作者：Tech Crunch 2019-12-30 14:01
The CDC has issued a set of reports showing that the lung disease associated with vaping seems to be declining from peak rates, and that Vitamin E acetate seems — as speculated early on — to be the prime suspect for the epidemic. The affliction has cost at least 54 lives and affected 2,506 people across the nation.
The condition now officially known as EVALI (E-cigarette, or Vaping, Product Use-Associated Lung Injury) appeared over the summer, with hundreds of people reporting chest pains, shortness of breath and other symptoms.
疾病的官方名称是EVALI（E-cigarette, or Vaping, Product Use-Associated Lung Injury），即电子烟或电子烟产品使用引起的肺部损伤。

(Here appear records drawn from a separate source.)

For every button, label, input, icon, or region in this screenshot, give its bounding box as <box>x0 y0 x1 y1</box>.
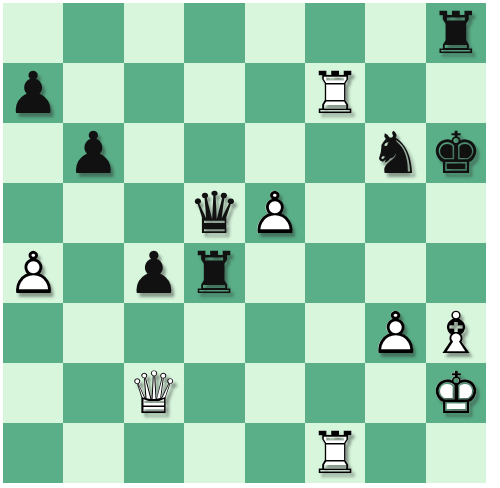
square-c2[interactable]: ♛♕ <box>124 363 184 423</box>
square-g2[interactable] <box>365 363 425 423</box>
square-a1[interactable] <box>3 423 63 483</box>
square-h6[interactable]: ♚ <box>426 123 486 183</box>
square-h3[interactable]: ♝♗ <box>426 303 486 363</box>
piece-white-king-fill: ♚ <box>426 363 486 423</box>
square-d3[interactable] <box>184 303 244 363</box>
square-b3[interactable] <box>63 303 123 363</box>
piece-white-pawn-fill: ♟ <box>365 303 425 363</box>
piece-white-pawn[interactable]: ♙ <box>245 183 305 243</box>
square-a4[interactable]: ♟♙ <box>3 243 63 303</box>
square-a2[interactable] <box>3 363 63 423</box>
square-g4[interactable] <box>365 243 425 303</box>
piece-white-pawn[interactable]: ♙ <box>365 303 425 363</box>
piece-black-king[interactable]: ♚ <box>426 123 486 183</box>
square-b6[interactable]: ♟ <box>63 123 123 183</box>
square-c6[interactable] <box>124 123 184 183</box>
piece-white-rook[interactable]: ♖ <box>305 423 365 483</box>
square-a3[interactable] <box>3 303 63 363</box>
square-a7[interactable]: ♟ <box>3 63 63 123</box>
piece-white-king[interactable]: ♔ <box>426 363 486 423</box>
square-e6[interactable] <box>245 123 305 183</box>
piece-white-rook[interactable]: ♖ <box>305 63 365 123</box>
piece-white-bishop[interactable]: ♗ <box>426 303 486 363</box>
piece-white-queen[interactable]: ♕ <box>124 363 184 423</box>
piece-black-pawn[interactable]: ♟ <box>3 63 63 123</box>
square-h1[interactable] <box>426 423 486 483</box>
square-e3[interactable] <box>245 303 305 363</box>
piece-white-pawn-fill: ♟ <box>3 243 63 303</box>
square-b5[interactable] <box>63 183 123 243</box>
square-h5[interactable] <box>426 183 486 243</box>
piece-black-pawn[interactable]: ♟ <box>124 243 184 303</box>
piece-black-knight[interactable]: ♞ <box>365 123 425 183</box>
piece-black-rook[interactable]: ♜ <box>184 243 244 303</box>
square-g7[interactable] <box>365 63 425 123</box>
square-f1[interactable]: ♜♖ <box>305 423 365 483</box>
piece-white-bishop-fill: ♝ <box>426 303 486 363</box>
square-c7[interactable] <box>124 63 184 123</box>
square-f5[interactable] <box>305 183 365 243</box>
piece-black-rook[interactable]: ♜ <box>426 3 486 63</box>
square-f6[interactable] <box>305 123 365 183</box>
square-d5[interactable]: ♛ <box>184 183 244 243</box>
piece-white-pawn[interactable]: ♙ <box>3 243 63 303</box>
square-d2[interactable] <box>184 363 244 423</box>
square-e4[interactable] <box>245 243 305 303</box>
square-f4[interactable] <box>305 243 365 303</box>
piece-white-pawn-fill: ♟ <box>245 183 305 243</box>
piece-white-rook-fill: ♜ <box>305 63 365 123</box>
square-f8[interactable] <box>305 3 365 63</box>
square-c8[interactable] <box>124 3 184 63</box>
square-g5[interactable] <box>365 183 425 243</box>
square-g6[interactable]: ♞ <box>365 123 425 183</box>
square-a5[interactable] <box>3 183 63 243</box>
square-d4[interactable]: ♜ <box>184 243 244 303</box>
piece-white-rook-fill: ♜ <box>305 423 365 483</box>
piece-black-pawn[interactable]: ♟ <box>63 123 123 183</box>
square-a6[interactable] <box>3 123 63 183</box>
square-b2[interactable] <box>63 363 123 423</box>
square-d8[interactable] <box>184 3 244 63</box>
square-e2[interactable] <box>245 363 305 423</box>
square-g3[interactable]: ♟♙ <box>365 303 425 363</box>
square-b8[interactable] <box>63 3 123 63</box>
square-c3[interactable] <box>124 303 184 363</box>
square-e5[interactable]: ♟♙ <box>245 183 305 243</box>
square-f7[interactable]: ♜♖ <box>305 63 365 123</box>
piece-black-queen[interactable]: ♛ <box>184 183 244 243</box>
square-h8[interactable]: ♜ <box>426 3 486 63</box>
square-c1[interactable] <box>124 423 184 483</box>
chess-board: ♜♟♜♖♟♞♚♛♟♙♟♙♟♜♟♙♝♗♛♕♚♔♜♖ <box>3 3 486 483</box>
square-h2[interactable]: ♚♔ <box>426 363 486 423</box>
square-d1[interactable] <box>184 423 244 483</box>
square-e7[interactable] <box>245 63 305 123</box>
square-b1[interactable] <box>63 423 123 483</box>
square-b7[interactable] <box>63 63 123 123</box>
square-f3[interactable] <box>305 303 365 363</box>
square-g1[interactable] <box>365 423 425 483</box>
square-d7[interactable] <box>184 63 244 123</box>
piece-white-queen-fill: ♛ <box>124 363 184 423</box>
square-c5[interactable] <box>124 183 184 243</box>
square-d6[interactable] <box>184 123 244 183</box>
square-f2[interactable] <box>305 363 365 423</box>
square-h7[interactable] <box>426 63 486 123</box>
square-c4[interactable]: ♟ <box>124 243 184 303</box>
square-e8[interactable] <box>245 3 305 63</box>
chess-app-stage: ♜♟♜♖♟♞♚♛♟♙♟♙♟♜♟♙♝♗♛♕♚♔♜♖ <box>0 0 500 488</box>
square-g8[interactable] <box>365 3 425 63</box>
square-h4[interactable] <box>426 243 486 303</box>
square-e1[interactable] <box>245 423 305 483</box>
square-a8[interactable] <box>3 3 63 63</box>
square-b4[interactable] <box>63 243 123 303</box>
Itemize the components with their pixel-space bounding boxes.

这种状况在今年夏季出现，数百人报告胸痛、呼吸短促或其他的症状。
When state medical authorities and the CDC began comparing notes, it became clear that vaping was the common theme between the cases — especially using THC products.
Before long the CDC recommended ceasing all vape product usage and was collating reports and soliciting samples from around the country.
Their medical authorities have now issued several reports on the disease. The most significant finding echoes earlier indications that Vitamin E acetate, an oily substance that was apparently being used as a cutting agent in low-quality vaping cartridges, is at the very least a major contributor to the condition:
Building upon a previous study, CDC analyzed bronchoalveolar lavage (BAL) fluid from a larger number of EVALI patients from 16 states and compared them to BAL fluid from healthy people.
Vitamin E acetate, also found in product samples tested by the FDA and state laboratories, was identified in BAL fluid from 48 of 51 EVALI patients and was not found in any of the BAL fluids of healthy people.